Dan demikianlah Kami uji sebagian mereka dengan yang lain, supaya mereka berkata, ‘Apakah mereka orang-orang yang diberi karunia oleh Allah di antara kami?’ Bukankah Allah lebih mengetahui orang-orang yang bersyukur.” (Qs. Al-An’am: 53)

Allah ‘Azza wa Jalla membagi manusia menjadi dua; syakuur (yang bersyukur) dan kaafuur (yang kufur). Hal yang paling dimurkai oleh-Nya adalah kekafiran dan orang-orang kafir. Sedangkan, hal yang paling dicintai oleh-Nya adalah kesyukuran dan orang-orang yang pandai bersyukur.

إِنَّا هَدَيْنَاهُ السَّبِيلَ إِمَّا شَاكِرًا وَإِمَّا كَفُورًا

“Sungguh telah Kami tunjukkan kepadanya jalan itu. Adakalanya ia bersyukur dan adakalanya ia kufur.” (Qs. Al-Insan: 3)

وَإِذْ تَأَذَّنَ رَبُّكُمْ لَئِن شَكَرْتُمْ لأَزِيدَنَّكُمْ وَلَئِن كَفَرْتُمْ إِنَّ عَذَابِي لَشَدِيدٌ

“Dan ingatlah ketika Rabb-mu memberitahukan, jika kalian bersyukur niscaya Aku akan tambah bagi kalian.
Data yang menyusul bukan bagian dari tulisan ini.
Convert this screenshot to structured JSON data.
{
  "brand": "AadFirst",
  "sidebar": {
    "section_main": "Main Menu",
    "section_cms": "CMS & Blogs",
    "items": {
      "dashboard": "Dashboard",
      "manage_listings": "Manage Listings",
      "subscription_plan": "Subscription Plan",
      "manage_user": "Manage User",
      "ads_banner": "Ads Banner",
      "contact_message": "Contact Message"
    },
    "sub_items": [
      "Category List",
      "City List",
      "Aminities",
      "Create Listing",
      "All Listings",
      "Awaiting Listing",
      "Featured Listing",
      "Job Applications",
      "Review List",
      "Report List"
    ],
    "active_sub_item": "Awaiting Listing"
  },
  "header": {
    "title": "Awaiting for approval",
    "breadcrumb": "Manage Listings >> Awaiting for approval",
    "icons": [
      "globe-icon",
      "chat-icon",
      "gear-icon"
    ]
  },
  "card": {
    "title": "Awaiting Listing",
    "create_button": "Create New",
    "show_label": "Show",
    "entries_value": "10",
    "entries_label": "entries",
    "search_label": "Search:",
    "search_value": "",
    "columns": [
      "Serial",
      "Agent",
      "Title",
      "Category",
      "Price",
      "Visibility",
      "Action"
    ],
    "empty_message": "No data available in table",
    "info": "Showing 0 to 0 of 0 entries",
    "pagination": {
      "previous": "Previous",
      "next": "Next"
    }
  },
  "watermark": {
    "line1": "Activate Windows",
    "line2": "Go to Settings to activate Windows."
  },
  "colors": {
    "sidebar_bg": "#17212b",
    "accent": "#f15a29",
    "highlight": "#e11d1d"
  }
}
Dan jika kalian kufur, sesungguhnya adzab-Ku itu amatlah berat.” (Qs. Ibrahim: 7)

Allah ‘Azza wa Jalla menjadikan tambahan (rezeki), tergantung kepada kesyukuran. Dan tambahan dari-Nya adalah tambahan yang tiada batas, sebagaimana syukur itu sendiri juga tiada batas. Allah ‘Azza wa Jalla juga menjadikan banyak pahala bergantung kepada kehendak-Nya. Seperti,

فَسَوْفَ يُغْنِيكُمُ اللهُ مِن فَضْلِهِ إِن شَآءَ

“Maka, pastilah Allah akan menjadikan kalian kaya dengan karunia-Nya, jika Dia menghendaki.” (Qs. At-Taubah: 28)

وَيَغْفِرُ لِمَن يَشَآءُ

“Dan Allah memberikan ampunan bagi siapa saja yang Dia kehendaki.” (Qs. Al-Maidah: 40)

وَيَتُوبَ اللهُ عَلَى مَن يَشَآءُ

“Dan Allah menerima taubat dari siapa saja yang Dia kehendaki.” (Qs. At-Taubah: 15)
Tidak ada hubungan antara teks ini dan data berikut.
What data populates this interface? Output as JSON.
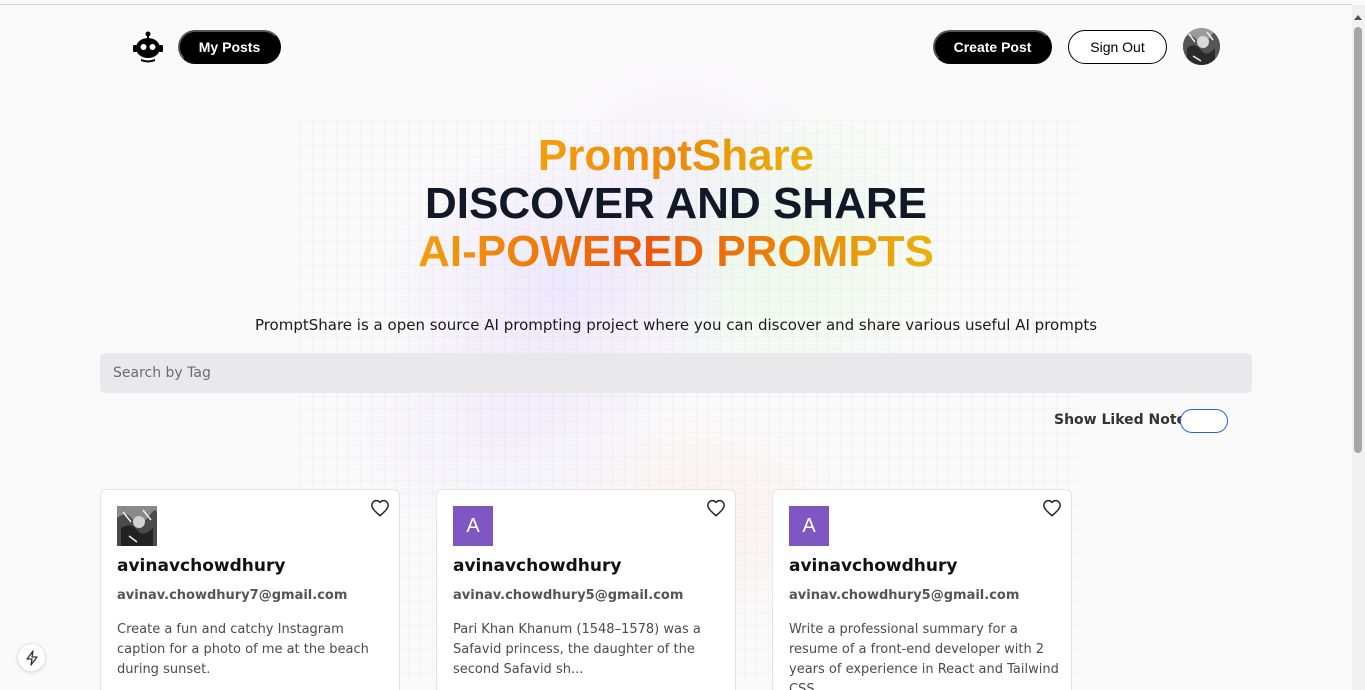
{
  "header": {
    "logo_icon": "robot-icon",
    "my_posts_label": "My Posts",
    "create_post_label": "Create Post",
    "sign_out_label": "Sign Out",
    "avatar_icon": "user-avatar"
  },
  "hero": {
    "brand": "PromptShare",
    "line2": "DISCOVER AND SHARE",
    "line3": "AI-POWERED PROMPTS",
    "subtitle": "PromptShare is a open source AI prompting project where you can discover and share various useful AI prompts"
  },
  "search": {
    "placeholder": "Search by Tag",
    "value": ""
  },
  "filter": {
    "liked_label": "Show Liked Notes",
    "liked_on": false
  },
  "cards": [
    {
      "avatar": "photo",
      "username": "avinavchowdhury",
      "email": "avinav.chowdhury7@gmail.com",
      "prompt": "Create a fun and catchy Instagram caption for a photo of me at the beach during sunset."
    },
    {
      "avatar": "A",
      "username": "avinavchowdhury",
      "email": "avinav.chowdhury5@gmail.com",
      "prompt": "Pari Khan Khanum (1548–1578) was a Safavid princess, the daughter of the second Safavid sh..."
    },
    {
      "avatar": "A",
      "username": "avinavchowdhury",
      "email": "avinav.chowdhury5@gmail.com",
      "prompt": "Write a professional summary for a resume of a front-end developer with 2 years of experience in React and Tailwind CSS"
    }
  ],
  "colors": {
    "accent_orange": "#ea580c",
    "accent_amber": "#f59e0b",
    "toggle_border": "#2563eb",
    "avatar_purple": "#7e57c2"
  },
  "floating": {
    "icon": "lightning-icon"
  }
}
Allah ‘Azza wa Jallamenjadikan balasan syukur tanpa pembatasan. Allah ‘Azza wa Jalla berfirman,

وَسَنَجْزِي الشَّاكِرِينَ

“Dan Kami akan membalas orang-orang yang bersyukur.” (Qs. Ali-Imran: 145)

Tatkala Iblis mengerti nilai syukur sebagai kedudukan tertinggi dan termulia, maka ia pun mencanangkan tujuan akhirnya, yaitu menjauhkan manusia dari bersyukur.
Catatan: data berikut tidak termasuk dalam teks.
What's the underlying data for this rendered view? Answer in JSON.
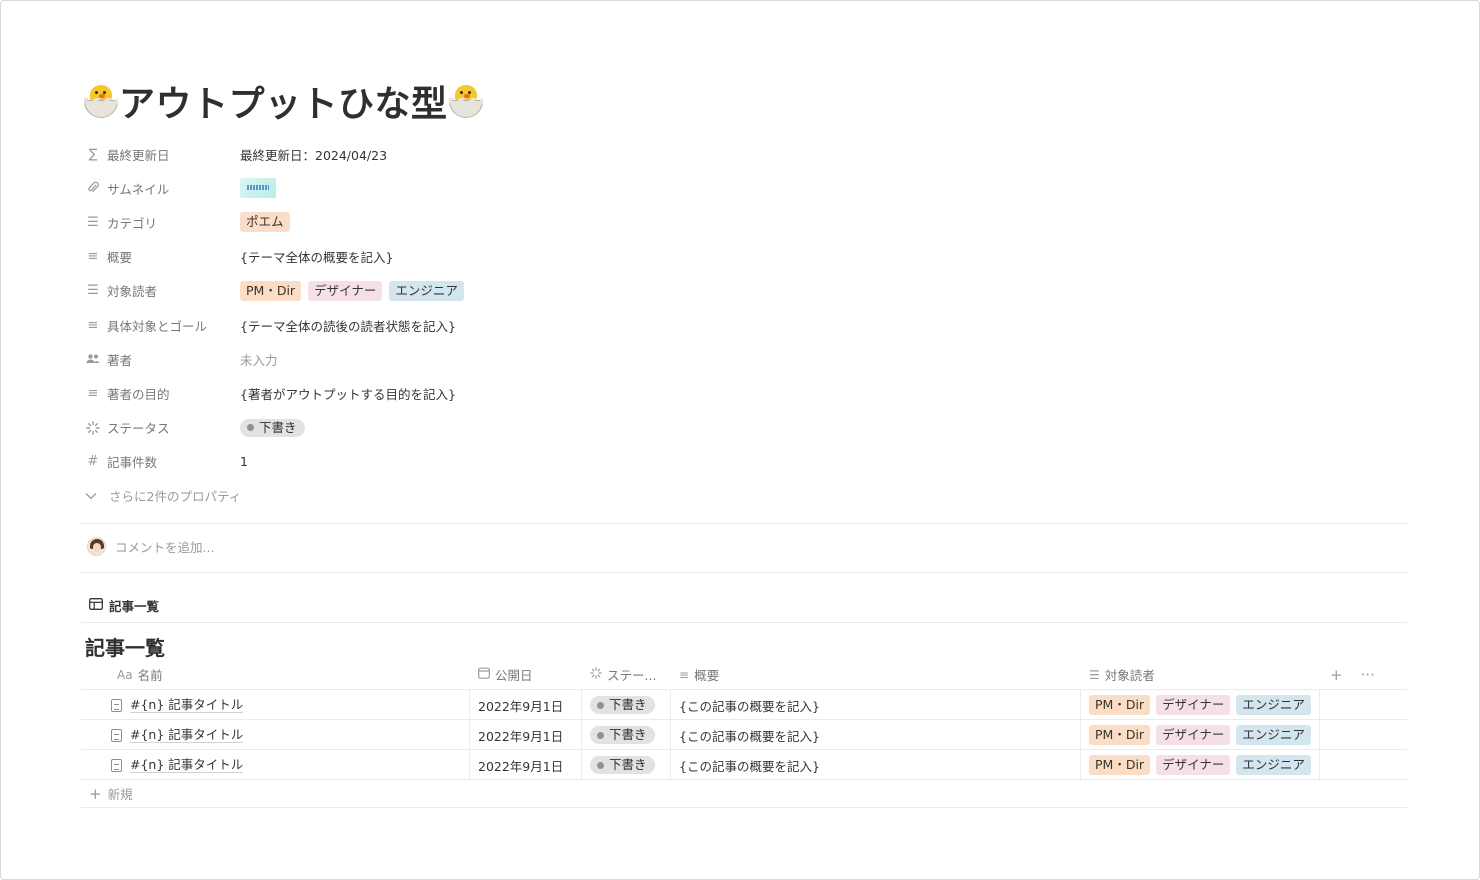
{
  "page": {
    "title": "アウトプットひな型",
    "title_icon": "hatching-chick-emoji"
  },
  "properties": [
    {
      "label": "最終更新日",
      "icon": "formula-sigma-icon",
      "value": "最終更新日：2024/04/23"
    },
    {
      "label": "サムネイル",
      "icon": "paperclip-icon",
      "value_type": "thumbnail"
    },
    {
      "label": "カテゴリ",
      "icon": "list-icon",
      "tags": [
        "ポエム"
      ]
    },
    {
      "label": "概要",
      "icon": "text-lines-icon",
      "value": "{テーマ全体の概要を記入}"
    },
    {
      "label": "対象読者",
      "icon": "list-icon",
      "tags": [
        "PM・Dir",
        "デザイナー",
        "エンジニア"
      ]
    },
    {
      "label": "具体対象とゴール",
      "icon": "text-lines-icon",
      "value": "{テーマ全体の読後の読者状態を記入}"
    },
    {
      "label": "著者",
      "icon": "people-icon",
      "value": "未入力"
    },
    {
      "label": "著者の目的",
      "icon": "text-lines-icon",
      "value": "{著者がアウトプットする目的を記入}"
    },
    {
      "label": "ステータス",
      "icon": "status-spinner-icon",
      "status": "下書き"
    },
    {
      "label": "記事件数",
      "icon": "hash-icon",
      "value": "1"
    }
  ],
  "more_properties": "さらに2件のプロパティ",
  "comment": {
    "placeholder": "コメントを追加..."
  },
  "database": {
    "view_tab": "記事一覧",
    "title": "記事一覧",
    "columns": [
      "名前",
      "公開日",
      "ステー...",
      "概要",
      "対象読者"
    ],
    "name_col_prefix": "Aa",
    "rows": [
      {
        "name": "#{n} 記事タイトル",
        "date": "2022年9月1日",
        "status": "下書き",
        "summary": "{この記事の概要を記入}",
        "readers": [
          "PM・Dir",
          "デザイナー",
          "エンジニア"
        ]
      },
      {
        "name": "#{n} 記事タイトル",
        "date": "2022年9月1日",
        "status": "下書き",
        "summary": "{この記事の概要を記入}",
        "readers": [
          "PM・Dir",
          "デザイナー",
          "エンジニア"
        ]
      },
      {
        "name": "#{n} 記事タイトル",
        "date": "2022年9月1日",
        "status": "下書き",
        "summary": "{この記事の概要を記入}",
        "readers": [
          "PM・Dir",
          "デザイナー",
          "エンジニア"
        ]
      }
    ],
    "new_row_label": "新規",
    "add_column_symbol": "+",
    "more_symbol": "···"
  },
  "colors": {
    "tag_category": "#fadec9",
    "tag_pm": "#fbdcc5",
    "tag_designer": "#f5e0e9",
    "tag_engineer": "#d3e5ef",
    "status_bg": "#e3e2e0"
  }
}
ثُمَّ لاَتِيَنَّهُم مِّنْ بَيْنِ أَيْدِيهِمْ وَمِنْ خَلْفِهِمْ وَعَنْ أَيْمَانِهِمْ وَعَنْ شَمَآئِلِهِمْ وَلاَتَجِدُ أَكْثَرَهُمْ شَاكِرِينَ

“Lalu aku akan mendatangi mereka dari depan, dari belakang, dari samping kanan, dan dari samping kiri. Sehingga Engkau tidak akan mendapati kebanyakan mereka bersyukur.” (Qs. Al-Araf: 17)

Allah ‘Azza wa Jalla pun menyebutkan bahwa orang-orang yang bersyukur itu sedikit.

وَقَلِيلٌ مِّنْ عِبَادِيَ الشَّكُورُ

“Dan sedikit saja dari hamba-hambKu yang pandai bersyukur.” (Qs. Saba’: 13)

Termuat dalam Shahih Bukhari dan, bahwa Nabi bangun malam sampai pecah-pecah kedua (telapak) kaki beliau. Ditanyakan kepada beliau, “Engkau melakukan semua ini, padahal Allah telah mengampuni semua dosamu baik yang sudah maupun yang akan berlalu?” Beliau menjawab, “Tidak pantaskah aku menjadi hamba yang pandai bersyukur?” (HR. Bukhari dan Muslim)

Kepada Mu’adz Rasulullah shallallahu ‘alaihi wa sallam bersabda,

وَ اللهِ إِنِّي لأُحِبُّكَ فَلاَ تَنْسَ أَنْ تَقُوْلَ دُبُرَ كُلِّ صَلاَةٍ: اللّهُمَّ أَعِنِّي عَلي ذِكْرِكَ ,َشُكْرِكَ وَحُسْنِ عِبَادَتِكَ

“Demi Allah, aku benar-benar mencintaimu. Maka, di setiap penghujung shalat janganlah kamu lupa membaca (artinya), ‘Ya Allah, tolonglah aku agar selalu ingat kepada-Mu, mensyukuri-Mu, dan beribadah dengan baik kepada-Mu.’” (HR. Ahmad, dishahihkan oleh Adz-Dzahabi)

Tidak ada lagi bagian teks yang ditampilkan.